A UN report, released today in Kabul, said a law passed in August 2009 to protect women from discrimination and violence hasn’t improved their lives because it isn’t being enforced. The law makes it a crime to buy and sell women for marriage and to force a woman to marry without her consent.
“These harmful practices are widespread,” Georgette Gagnon, director of human rights for the UN mission to Afghanistan, said at a news conference today in Kabul, according to a transcript provided by the UN. “Little meaningful and sustainable progress for women’s rights can be achieved in Afghanistan as long as women and girls are subject to these practices.”
The report found that “law enforcement authorities often are unwilling or unable to apply laws that protect women’s rights and that such inaction is one of the main factors that permits harmful traditional practices.” The police and judiciary “take a selective rather than impartial approach to administering justice.”

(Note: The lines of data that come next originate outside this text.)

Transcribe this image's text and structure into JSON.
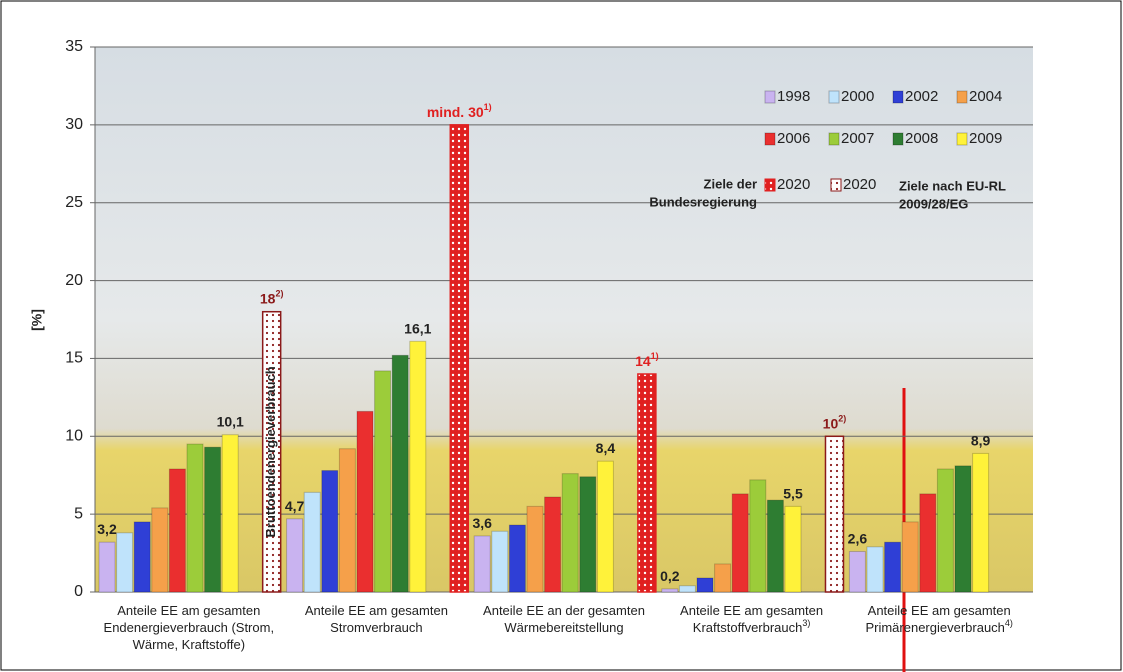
{
  "chart_data": {
    "type": "bar",
    "y_label": "[%]",
    "ylim": [
      0,
      35
    ],
    "yticks": [
      0,
      5,
      10,
      15,
      20,
      25,
      30,
      35
    ],
    "grid": true,
    "legend": "top-right",
    "categories": [
      [
        "Anteile EE am gesamten",
        "Endenergieverbrauch (Strom,",
        "Wärme, Kraftstoffe)"
      ],
      [
        "Anteile EE am gesamten",
        "Stromverbrauch"
      ],
      [
        "Anteile EE an der gesamten",
        "Wärmebereitstellung"
      ],
      [
        "Anteile EE am gesamten",
        "Kraftstoffverbrauch"
      ],
      [
        "Anteile EE am gesamten",
        "Primärenergieverbrauch"
      ]
    ],
    "category_notes": [
      null,
      null,
      null,
      "3)",
      "4)"
    ],
    "series": [
      {
        "name": "1998",
        "color": "#c9b3f0",
        "values": [
          3.2,
          4.7,
          3.6,
          0.2,
          2.6
        ],
        "value_labels": [
          "3,2",
          "4,7",
          "3,6",
          "0,2",
          "2,6"
        ]
      },
      {
        "name": "2000",
        "color": "#bfe3fb",
        "values": [
          3.8,
          6.4,
          3.9,
          0.4,
          2.9
        ]
      },
      {
        "name": "2002",
        "color": "#2f3fd6",
        "values": [
          4.5,
          7.8,
          4.3,
          0.9,
          3.2
        ]
      },
      {
        "name": "2004",
        "color": "#f5a04a",
        "values": [
          5.4,
          9.2,
          5.5,
          1.8,
          4.5
        ]
      },
      {
        "name": "2006",
        "color": "#ea2f2f",
        "values": [
          7.9,
          11.6,
          6.1,
          6.3,
          6.3
        ]
      },
      {
        "name": "2007",
        "color": "#9ccc3a",
        "values": [
          9.5,
          14.2,
          7.6,
          7.2,
          7.9
        ]
      },
      {
        "name": "2008",
        "color": "#2e7d32",
        "values": [
          9.3,
          15.2,
          7.4,
          5.9,
          8.1
        ]
      },
      {
        "name": "2009",
        "color": "#fff23a",
        "values": [
          10.1,
          16.1,
          8.4,
          5.5,
          8.9
        ],
        "value_labels": [
          "10,1",
          "16,1",
          "8,4",
          "5,5",
          "8,9"
        ]
      }
    ],
    "targets": [
      {
        "name": "2020",
        "group": "Ziele der Bundesregierung",
        "color": "#e02020",
        "values": [
          null,
          30,
          14,
          null,
          null
        ],
        "value_labels": [
          null,
          "mind. 30",
          "14",
          null,
          null
        ],
        "notes": [
          null,
          "1)",
          "1)",
          null,
          null
        ]
      },
      {
        "name": "2020",
        "group": "Ziele nach EU-RL 2009/28/EG",
        "color": "#8b1a1a",
        "values": [
          18,
          null,
          null,
          10,
          null
        ],
        "value_labels": [
          "18",
          null,
          null,
          "10",
          null
        ],
        "notes": [
          "2)",
          null,
          null,
          "2)",
          null
        ]
      }
    ],
    "target_legend": [
      "Ziele der",
      "Bundesregierung",
      "Ziele nach EU-RL",
      "2009/28/EG"
    ],
    "bar_annotation": "Bruttoendenergieverbrauch"
  }
}
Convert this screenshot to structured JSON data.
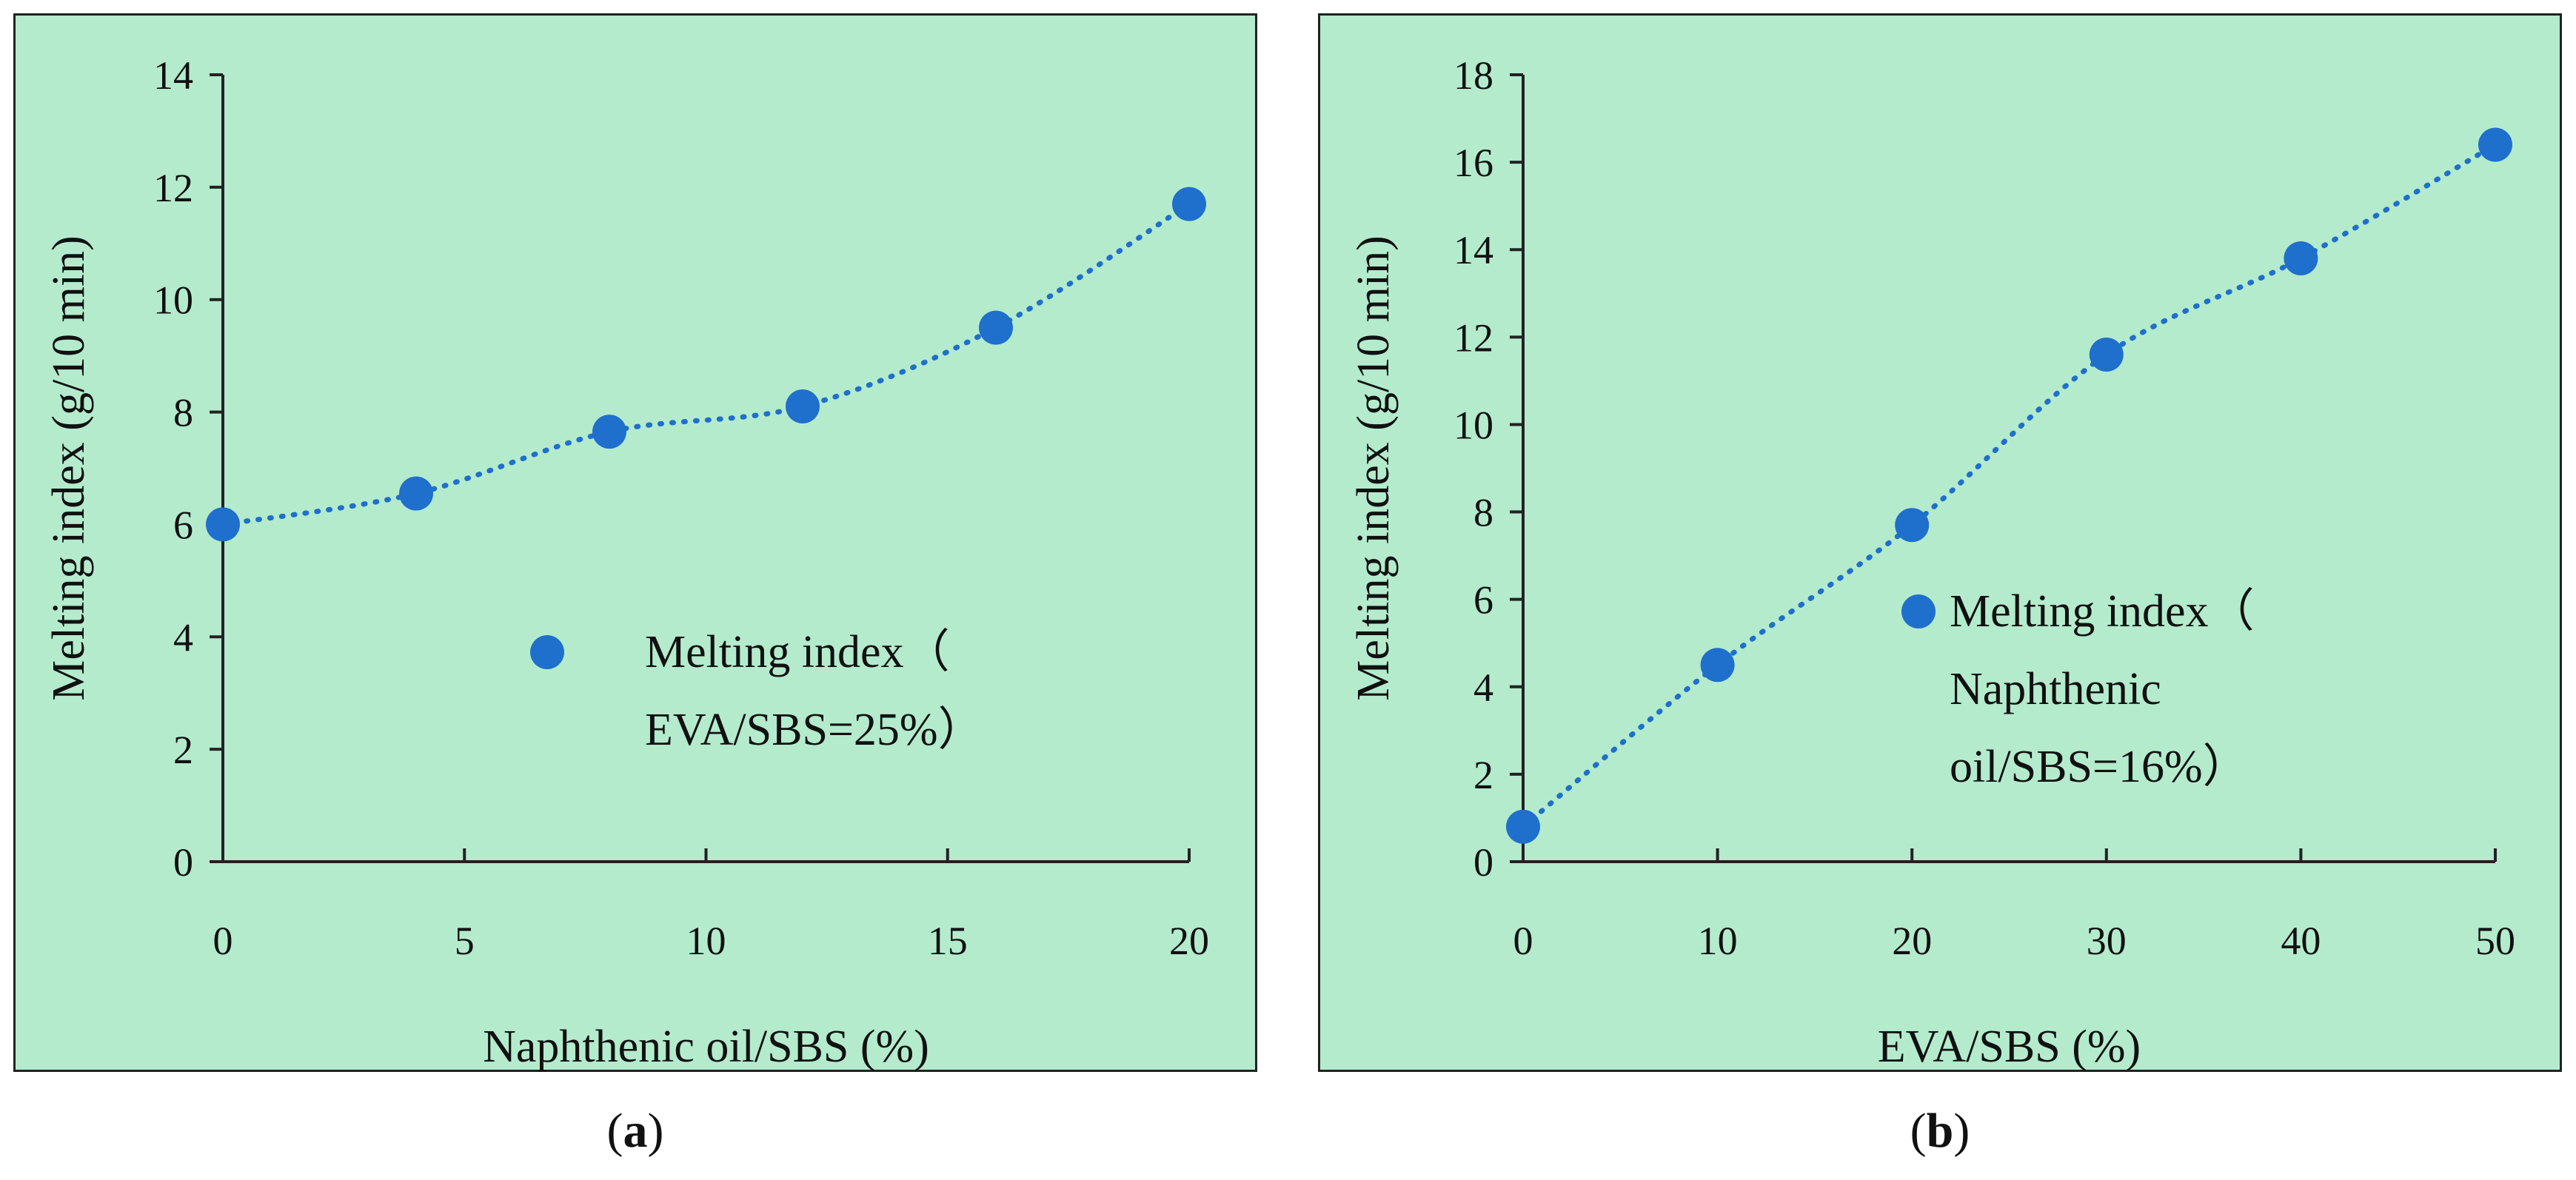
{
  "chart_data": [
    {
      "type": "scatter",
      "panel": "a",
      "title": "",
      "xlabel": "Naphthenic oil/SBS (%)",
      "ylabel": "Melting index (g/10 min)",
      "xlim": [
        0,
        20
      ],
      "ylim": [
        0,
        14
      ],
      "xticks": [
        "0",
        "5",
        "10",
        "15",
        "20"
      ],
      "yticks": [
        "0",
        "2",
        "4",
        "6",
        "8",
        "10",
        "12",
        "14"
      ],
      "series": [
        {
          "name": "Melting index（EVA/SBS=25%）",
          "legend_lines": [
            "Melting index（",
            "EVA/SBS=25%）"
          ],
          "x": [
            0,
            4,
            8,
            12,
            16,
            20
          ],
          "values": [
            6.0,
            6.55,
            7.65,
            8.1,
            9.5,
            11.7
          ],
          "trendline": "polynomial, dotted"
        }
      ],
      "legend": "center-right",
      "caption": "a"
    },
    {
      "type": "scatter",
      "panel": "b",
      "title": "",
      "xlabel": "EVA/SBS (%)",
      "ylabel": "Melting index (g/10 min)",
      "xlim": [
        0,
        50
      ],
      "ylim": [
        0,
        18
      ],
      "xticks": [
        "0",
        "10",
        "20",
        "30",
        "40",
        "50"
      ],
      "yticks": [
        "0",
        "2",
        "4",
        "6",
        "8",
        "10",
        "12",
        "14",
        "16",
        "18"
      ],
      "series": [
        {
          "name": "Melting index（Naphthenic oil/SBS=16%）",
          "legend_lines": [
            "Melting index（",
            "Naphthenic",
            "oil/SBS=16%）"
          ],
          "x": [
            0,
            10,
            20,
            30,
            40,
            50
          ],
          "values": [
            0.8,
            4.5,
            7.7,
            11.6,
            13.8,
            16.4
          ],
          "trendline": "polynomial, dotted"
        }
      ],
      "legend": "center",
      "caption": "b"
    }
  ],
  "style": {
    "background": "#b4ebcd",
    "marker": "#1f6fcc",
    "axis": "#222222"
  }
}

The report said half of all girls are married under the age of 15 and Afghanistan has the world’s worst maternal mortality rate. Half of all women in prison were sentenced for “moral” crimes such as running away from their husbands or families, the UN said.
Obama last year ordered 30,000 more troops into the war. The U.S. and its partners have fielded a combined force of almost 150,000 to turn back Taliban advances and train enough Afghan soldiers and police to take over starting in July.
More than 1,000 U.S. troops have been killed in the nine-year conflict in Afghanistan, which harbored al-Qaeda before the U.S. ousted the Taliban from power after the Sept. 11, 2001, terror attacks on New York and the Pentagon.
Afghanistan’s ambassador to the UN didn’t respond to a request for a comment on the UN reporting.